Furthermore, popularity has other advantages:
If many people read your writing, it’s more likely someone else can discover empirical mistakes, logical errors, or (on the upside) unexpected connections. If 100 randos read your article, it’s unlikely any of them can discover a critical mistake. This becomes much more likely at 10,000+ randos.
writing for a semi-popular audience forces some degree of simplicity and a different type of rigor. If you write for “informed people” or “vaguely related experts” as opposed to people in your subsubfield, you have less shared assumptions, and are forced to use less jargon and be more precise about your claims.
Recruitment and talent attraction. If your research agenda is good, you want other people to work on it. Popular writing is one of the best ways to get other smart people (with or without directly relevant expertise) to notice a problem exists and decide to dedicate time to it.

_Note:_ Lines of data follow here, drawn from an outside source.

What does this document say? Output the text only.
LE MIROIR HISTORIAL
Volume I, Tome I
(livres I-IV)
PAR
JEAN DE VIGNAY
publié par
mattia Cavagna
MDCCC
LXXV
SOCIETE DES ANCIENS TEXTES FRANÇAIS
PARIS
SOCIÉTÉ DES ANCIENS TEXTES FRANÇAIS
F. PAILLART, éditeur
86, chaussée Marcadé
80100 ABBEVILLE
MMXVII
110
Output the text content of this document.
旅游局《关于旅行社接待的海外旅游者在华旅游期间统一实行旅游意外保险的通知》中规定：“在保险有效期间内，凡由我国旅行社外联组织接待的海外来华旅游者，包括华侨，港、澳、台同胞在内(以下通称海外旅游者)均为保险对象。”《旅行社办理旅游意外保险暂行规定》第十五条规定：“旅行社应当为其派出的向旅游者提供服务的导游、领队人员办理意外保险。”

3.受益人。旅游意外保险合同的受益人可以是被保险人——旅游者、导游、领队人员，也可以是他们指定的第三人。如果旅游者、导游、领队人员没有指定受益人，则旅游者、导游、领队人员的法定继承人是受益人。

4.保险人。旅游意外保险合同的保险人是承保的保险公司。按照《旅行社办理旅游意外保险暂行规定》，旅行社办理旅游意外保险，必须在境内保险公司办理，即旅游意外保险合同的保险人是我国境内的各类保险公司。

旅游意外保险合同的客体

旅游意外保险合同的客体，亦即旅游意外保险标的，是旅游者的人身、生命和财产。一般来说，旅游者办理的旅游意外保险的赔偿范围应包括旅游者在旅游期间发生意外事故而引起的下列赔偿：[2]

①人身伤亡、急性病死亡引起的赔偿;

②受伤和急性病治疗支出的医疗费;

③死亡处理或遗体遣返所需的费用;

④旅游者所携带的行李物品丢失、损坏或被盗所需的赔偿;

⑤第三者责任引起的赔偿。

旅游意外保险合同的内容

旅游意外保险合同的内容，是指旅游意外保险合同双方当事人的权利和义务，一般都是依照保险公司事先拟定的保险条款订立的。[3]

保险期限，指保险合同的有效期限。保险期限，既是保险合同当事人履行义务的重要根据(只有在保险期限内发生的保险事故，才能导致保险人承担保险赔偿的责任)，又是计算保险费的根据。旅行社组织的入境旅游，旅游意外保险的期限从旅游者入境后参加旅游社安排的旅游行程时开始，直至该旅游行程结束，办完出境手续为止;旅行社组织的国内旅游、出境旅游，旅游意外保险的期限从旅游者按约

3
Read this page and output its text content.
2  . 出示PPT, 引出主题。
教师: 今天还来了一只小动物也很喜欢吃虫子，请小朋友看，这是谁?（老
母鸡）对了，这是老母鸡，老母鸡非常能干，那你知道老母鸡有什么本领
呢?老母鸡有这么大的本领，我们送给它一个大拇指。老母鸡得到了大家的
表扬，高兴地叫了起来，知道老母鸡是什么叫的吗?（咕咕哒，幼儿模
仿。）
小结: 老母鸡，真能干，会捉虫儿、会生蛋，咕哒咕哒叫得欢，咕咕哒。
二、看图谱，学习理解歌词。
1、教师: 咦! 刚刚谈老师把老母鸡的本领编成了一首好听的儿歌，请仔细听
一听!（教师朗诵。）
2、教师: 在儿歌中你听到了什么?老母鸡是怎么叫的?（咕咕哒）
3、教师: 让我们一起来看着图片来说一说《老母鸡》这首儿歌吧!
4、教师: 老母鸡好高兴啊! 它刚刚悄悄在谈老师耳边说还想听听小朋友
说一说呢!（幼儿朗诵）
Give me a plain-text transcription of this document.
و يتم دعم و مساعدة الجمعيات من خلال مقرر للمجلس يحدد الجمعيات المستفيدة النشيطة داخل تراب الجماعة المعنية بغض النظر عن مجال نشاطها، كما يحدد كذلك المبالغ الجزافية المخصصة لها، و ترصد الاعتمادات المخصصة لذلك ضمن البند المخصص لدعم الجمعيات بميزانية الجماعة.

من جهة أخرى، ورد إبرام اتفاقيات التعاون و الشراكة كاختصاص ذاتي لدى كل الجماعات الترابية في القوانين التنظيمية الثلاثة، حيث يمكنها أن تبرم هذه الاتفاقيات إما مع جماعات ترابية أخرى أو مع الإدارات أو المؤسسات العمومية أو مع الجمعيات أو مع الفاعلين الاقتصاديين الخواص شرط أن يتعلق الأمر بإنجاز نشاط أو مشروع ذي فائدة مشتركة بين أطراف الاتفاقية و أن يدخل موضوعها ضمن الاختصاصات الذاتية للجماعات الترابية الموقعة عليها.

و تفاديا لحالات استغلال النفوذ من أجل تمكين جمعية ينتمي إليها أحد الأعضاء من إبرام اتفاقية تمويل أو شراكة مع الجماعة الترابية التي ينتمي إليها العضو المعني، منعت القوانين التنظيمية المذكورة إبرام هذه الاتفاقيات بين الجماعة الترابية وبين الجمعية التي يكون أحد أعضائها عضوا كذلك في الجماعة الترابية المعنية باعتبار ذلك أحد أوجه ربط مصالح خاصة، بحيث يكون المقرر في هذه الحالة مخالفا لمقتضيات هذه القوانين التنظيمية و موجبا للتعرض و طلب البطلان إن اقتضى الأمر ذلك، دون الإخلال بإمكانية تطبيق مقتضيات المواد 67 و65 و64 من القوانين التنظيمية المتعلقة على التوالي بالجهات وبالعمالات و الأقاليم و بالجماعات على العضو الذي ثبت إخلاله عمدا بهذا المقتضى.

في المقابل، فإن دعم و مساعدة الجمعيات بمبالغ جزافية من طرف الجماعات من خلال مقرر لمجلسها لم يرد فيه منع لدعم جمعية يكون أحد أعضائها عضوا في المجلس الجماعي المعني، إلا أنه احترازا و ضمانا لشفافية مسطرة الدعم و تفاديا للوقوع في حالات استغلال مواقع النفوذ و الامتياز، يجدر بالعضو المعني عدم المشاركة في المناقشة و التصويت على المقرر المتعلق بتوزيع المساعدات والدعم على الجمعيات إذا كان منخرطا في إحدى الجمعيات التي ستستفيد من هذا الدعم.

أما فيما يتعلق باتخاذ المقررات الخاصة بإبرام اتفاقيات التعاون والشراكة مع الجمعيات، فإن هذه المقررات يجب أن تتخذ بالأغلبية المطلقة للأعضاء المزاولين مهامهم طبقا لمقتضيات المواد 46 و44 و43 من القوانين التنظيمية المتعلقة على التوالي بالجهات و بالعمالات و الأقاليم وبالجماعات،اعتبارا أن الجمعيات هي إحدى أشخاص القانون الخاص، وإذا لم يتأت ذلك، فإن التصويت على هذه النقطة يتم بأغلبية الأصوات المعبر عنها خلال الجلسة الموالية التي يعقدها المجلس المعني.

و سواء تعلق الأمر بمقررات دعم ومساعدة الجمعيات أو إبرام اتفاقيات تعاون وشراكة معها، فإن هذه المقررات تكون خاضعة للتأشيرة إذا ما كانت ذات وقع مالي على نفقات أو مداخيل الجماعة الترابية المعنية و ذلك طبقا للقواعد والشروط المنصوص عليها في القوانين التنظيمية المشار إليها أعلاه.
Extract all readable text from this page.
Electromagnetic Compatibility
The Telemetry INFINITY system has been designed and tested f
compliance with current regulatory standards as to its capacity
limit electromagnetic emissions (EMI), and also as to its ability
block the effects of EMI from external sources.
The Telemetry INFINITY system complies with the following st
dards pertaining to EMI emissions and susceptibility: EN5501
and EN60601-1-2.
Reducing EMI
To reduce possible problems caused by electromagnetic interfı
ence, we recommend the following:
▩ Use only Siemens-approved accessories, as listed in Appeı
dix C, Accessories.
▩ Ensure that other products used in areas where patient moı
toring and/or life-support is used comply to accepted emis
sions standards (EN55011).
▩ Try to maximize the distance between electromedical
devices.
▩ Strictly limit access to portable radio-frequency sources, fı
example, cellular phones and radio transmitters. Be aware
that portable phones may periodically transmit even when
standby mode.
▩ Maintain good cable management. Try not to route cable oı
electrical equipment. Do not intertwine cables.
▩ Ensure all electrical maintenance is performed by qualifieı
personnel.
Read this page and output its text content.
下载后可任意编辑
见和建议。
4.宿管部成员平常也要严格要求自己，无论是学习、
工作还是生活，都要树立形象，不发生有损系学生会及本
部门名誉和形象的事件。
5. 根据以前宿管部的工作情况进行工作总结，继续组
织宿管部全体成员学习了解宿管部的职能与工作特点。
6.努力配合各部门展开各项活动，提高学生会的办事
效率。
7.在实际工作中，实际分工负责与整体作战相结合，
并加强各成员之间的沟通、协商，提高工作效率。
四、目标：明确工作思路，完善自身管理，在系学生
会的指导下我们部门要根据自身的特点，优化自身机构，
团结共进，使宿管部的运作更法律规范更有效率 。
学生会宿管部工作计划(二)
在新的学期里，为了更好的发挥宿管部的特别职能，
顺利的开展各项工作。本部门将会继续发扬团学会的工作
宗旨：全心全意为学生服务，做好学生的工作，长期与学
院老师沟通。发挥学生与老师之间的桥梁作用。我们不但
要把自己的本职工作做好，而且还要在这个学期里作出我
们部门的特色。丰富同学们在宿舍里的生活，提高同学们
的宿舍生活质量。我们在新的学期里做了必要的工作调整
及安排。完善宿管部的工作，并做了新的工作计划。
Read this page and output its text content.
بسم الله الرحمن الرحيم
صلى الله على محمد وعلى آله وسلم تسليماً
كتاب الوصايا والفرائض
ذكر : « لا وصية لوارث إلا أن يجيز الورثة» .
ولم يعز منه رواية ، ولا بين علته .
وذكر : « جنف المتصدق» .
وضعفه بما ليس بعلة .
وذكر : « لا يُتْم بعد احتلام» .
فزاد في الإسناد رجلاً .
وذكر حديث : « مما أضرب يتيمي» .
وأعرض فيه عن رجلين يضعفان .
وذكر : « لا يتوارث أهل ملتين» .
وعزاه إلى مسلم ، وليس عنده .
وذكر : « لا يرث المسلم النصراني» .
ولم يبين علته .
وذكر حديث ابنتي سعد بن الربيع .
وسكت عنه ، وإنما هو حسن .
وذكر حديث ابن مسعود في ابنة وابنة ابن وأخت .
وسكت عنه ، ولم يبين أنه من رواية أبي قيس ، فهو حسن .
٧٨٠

Personal career benefits: funders you haven’t heard of before (and who haven’t heard of you) are more likely to discover you and proactively offer funding. Employers working on related fields, or just who like your reasoning style, are more likely to actively recruit you.
Now of course it’s possible to aim too much for popularity, and Goodhart on that. For example, by focusing on research topics that’s popular rather than important, or on research directions/framings that’s memetically fit rather than correct. Obsessing over metrics can also be bad for having the space to explore newer and more confusing ideas.
Nonetheless, on balance I think most researchers should be aware of what makes their research popular and in part gravitate towards that. Maybe I think they should spend >10% of their time on publicizing their work (not including “proof of work” style paper writing, grant applications, etc), whereas instead many ppl seem to spend <5%.
[1] Academia (and for that matter, for-profit research within a company) has this problem less because usually your peer group and potential collaborators in your sub-subfield are more well-defined and known to you. Also, academics care less about impact. Even so, I think ppl are leaving impact (and possibly career success) on the table by not being more popular. Eg if you work in theoretical econ you should aspire to have your theories be applied by applied economists, if you work on the evolutionary dynamics of bees you should want to be read by people working on ants, if you work on themes in Renaissance art history you should aspire to be read by people studying Renaissance political philosophy, etc.